Moreover, an anti-inflammatory response was visible within this SLR, as described by the significant reduction in serum hsCRP, IL-2, CD83-123, CD83-HLADR and CD83-11c concentrations interlinked with significant increase serum concentrations of IFN- γ, CD3, CD4, CD8, hemoglobin, erythrocytes, lymphocytes, total protein [23,26,28]. Actinobacteria were positively associated with erythrocytes, hemoglobin, albumin, NK cell activity, whereas Firmicutes were positively associated with albumin, total protein, and lymphocytes, but negatively correlated with hCRP, IL-6 and white blood cells [23]. On contrary, supplementation with Lactobacillus plantarum BFE 1685 and Lactobacillus johnsonii BFE 6128 have been proven to help in modulating the immune system by inducing the release of the cytokine IL-8 in vitro [54]. Furthermore, the supplementation of Lactobacillus acidophilus, Lactobacillus lactis, Lactobacillus casei and Bifidobacterium longum, Bifidobacterium bifidum, Bifidobacterium has been proven to significantly reduce the level of proinflammatory cytokines, IL-6, IL-10, IL-12, IL-17A, IL-17C, IL-22 and TNF-alpha in intervention group comparing to placebo [55]. In animal models the effect of Lactobacillus plantarum and Lactobacillus rhamnosus strains was investigated where the supplementation with Lactobacillus plantarum markedly increased the lifespan of tumor-bearing mice and diminished the CT26 cell growth by enhancing the CD8+ function, Th1-type CD4 + T differentiation, IFN-γ expression and NK cell infiltration compared to Lactobacillus rhamnosus [56].

There are some limitations to this study.

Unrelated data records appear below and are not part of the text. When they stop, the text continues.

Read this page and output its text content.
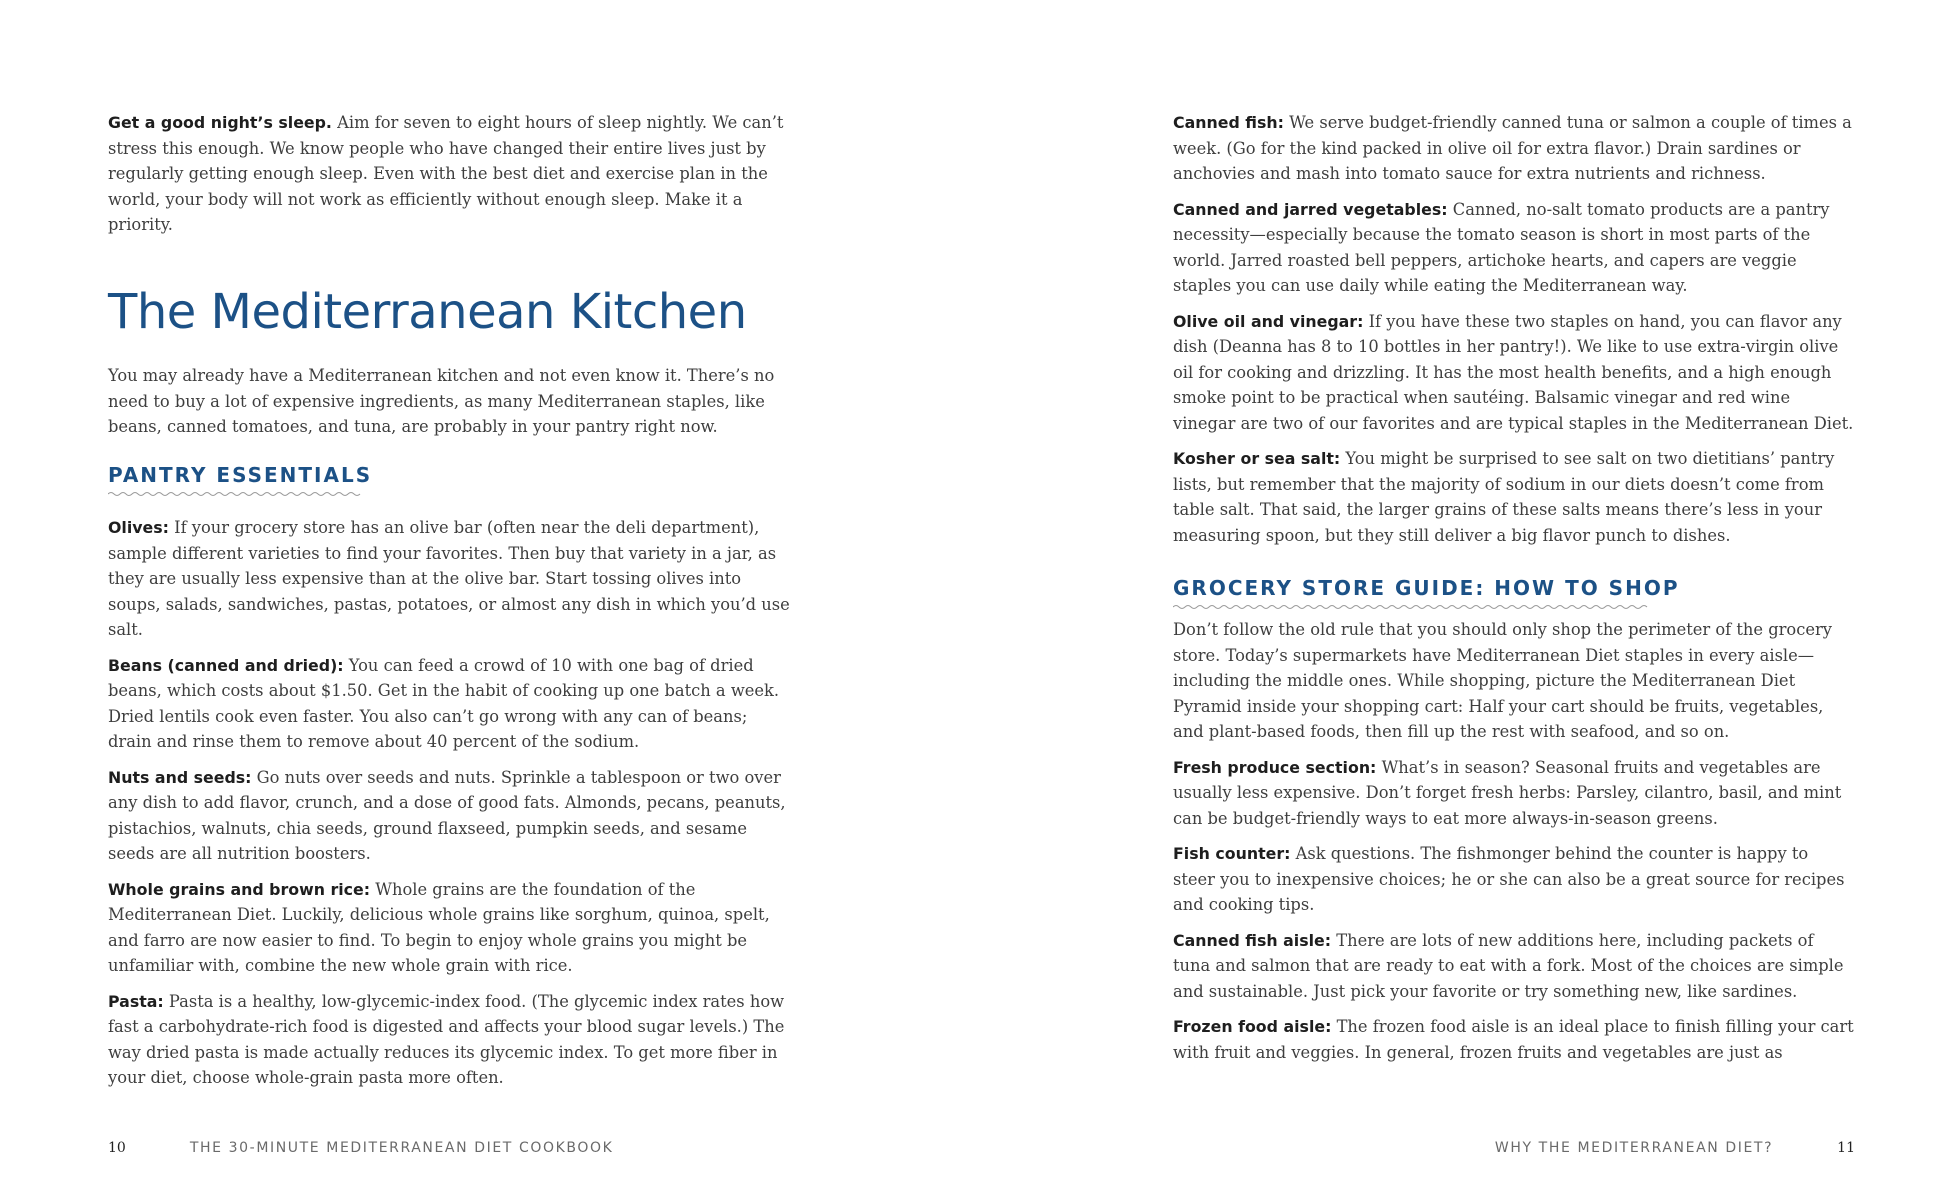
Get a good night’s sleep. Aim for seven to eight hours of sleep nightly. We can’t stress this enough. We know people who have changed their entire lives just by regularly getting enough sleep. Even with the best diet and exercise plan in the world, your body will not work as efficiently without enough sleep. Make it a priority.

The Mediterranean Kitchen

You may already have a Mediterranean kitchen and not even know it. There’s no need to buy a lot of expensive ingredients, as many Mediterranean staples, like beans, canned tomatoes, and tuna, are probably in your pantry right now.

PANTRY ESSENTIALS

Olives: If your grocery store has an olive bar (often near the deli department), sample different varieties to find your favorites. Then buy that variety in a jar, as they are usually less expensive than at the olive bar. Start tossing olives into soups, salads, sandwiches, pastas, potatoes, or almost any dish in which you’d use salt.

Beans (canned and dried): You can feed a crowd of 10 with one bag of dried beans, which costs about $1.50. Get in the habit of cooking up one batch a week. Dried lentils cook even faster. You also can’t go wrong with any can of beans; drain and rinse them to remove about 40 percent of the sodium.

Nuts and seeds: Go nuts over seeds and nuts. Sprinkle a tablespoon or two over any dish to add flavor, crunch, and a dose of good fats. Almonds, pecans, peanuts, pistachios, walnuts, chia seeds, ground flaxseed, pumpkin seeds, and sesame seeds are all nutrition boosters.

Whole grains and brown rice: Whole grains are the foundation of the Mediterranean Diet. Luckily, delicious whole grains like sorghum, quinoa, spelt, and farro are now easier to find. To begin to enjoy whole grains you might be unfamiliar with, combine the new whole grain with rice.

Pasta: Pasta is a healthy, low-glycemic-index food. (The glycemic index rates how fast a carbohydrate-rich food is digested and affects your blood sugar levels.) The way dried pasta is made actually reduces its glycemic index. To get more fiber in your diet, choose whole-grain pasta more often.

10	THE 30-MINUTE MEDITERRANEAN DIET COOKBOOK

Canned fish: We serve budget-friendly canned tuna or salmon a couple of times a week. (Go for the kind packed in olive oil for extra flavor.) Drain sardines or anchovies and mash into tomato sauce for extra nutrients and richness.

Canned and jarred vegetables: Canned, no-salt tomato products are a pantry necessity—especially because the tomato season is short in most parts of the world. Jarred roasted bell peppers, artichoke hearts, and capers are veggie staples you can use daily while eating the Mediterranean way.

Olive oil and vinegar: If you have these two staples on hand, you can flavor any dish (Deanna has 8 to 10 bottles in her pantry!). We like to use extra-virgin olive oil for cooking and drizzling. It has the most health benefits, and a high enough smoke point to be practical when sautéing. Balsamic vinegar and red wine vinegar are two of our favorites and are typical staples in the Mediterranean Diet.

Kosher or sea salt: You might be surprised to see salt on two dietitians’ pantry lists, but remember that the majority of sodium in our diets doesn’t come from table salt. That said, the larger grains of these salts means there’s less in your measuring spoon, but they still deliver a big flavor punch to dishes.

GROCERY STORE GUIDE: HOW TO SHOP

Don’t follow the old rule that you should only shop the perimeter of the grocery store. Today’s supermarkets have Mediterranean Diet staples in every aisle—including the middle ones. While shopping, picture the Mediterranean Diet Pyramid inside your shopping cart: Half your cart should be fruits, vegetables, and plant-based foods, then fill up the rest with seafood, and so on.

Fresh produce section: What’s in season? Seasonal fruits and vegetables are usually less expensive. Don’t forget fresh herbs: Parsley, cilantro, basil, and mint can be budget-friendly ways to eat more always-in-season greens.

Fish counter: Ask questions. The fishmonger behind the counter is happy to steer you to inexpensive choices; he or she can also be a great source for recipes and cooking tips.

Canned fish aisle: There are lots of new additions here, including packets of tuna and salmon that are ready to eat with a fork. Most of the choices are simple and sustainable. Just pick your favorite or try something new, like sardines.

Frozen food aisle: The frozen food aisle is an ideal place to finish filling your cart with fruit and veggies. In general, frozen fruits and vegetables are just as

WHY THE MEDITERRANEAN DIET?	11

Firstly, all the included studies were published only in English, which might lead to the loss of valuable studies in different languages. Secondly, the retrieved studies were marred by significant heterogeneity including the strain, amount, duration, and schedule of the pro-/symbiotics intervention. Thirdly, there was a lack of uniformity in the accompanying medications and surgical intervention in each of the included studies. Finally, the detection bias was related to the blinding of the assessors to the study results and could have an influence on the study results.

5. Conclusions

In conclusion, current review indicated that the use of pro-/synbiotics may have a positive influence on enteric microbiota and gut barrier function, which may be related to the improvement in postoperative outcomes. Furthermore, amongst combination probiotics, and the nine-strain combination of two Bifidobacterium, one Enterococcus, one Bacillus, one Clostridium, four Lactobacillus was associated with improvement in overall symptoms. Moreover, the increased abundance of beneficial bacteria such as Lactobacillus and Bifidobacterium was observed during intervention. Nevertheless, still there is a need to prove probiotic administration in CRC patients before we consider this approach as promising for the treatment of CRC.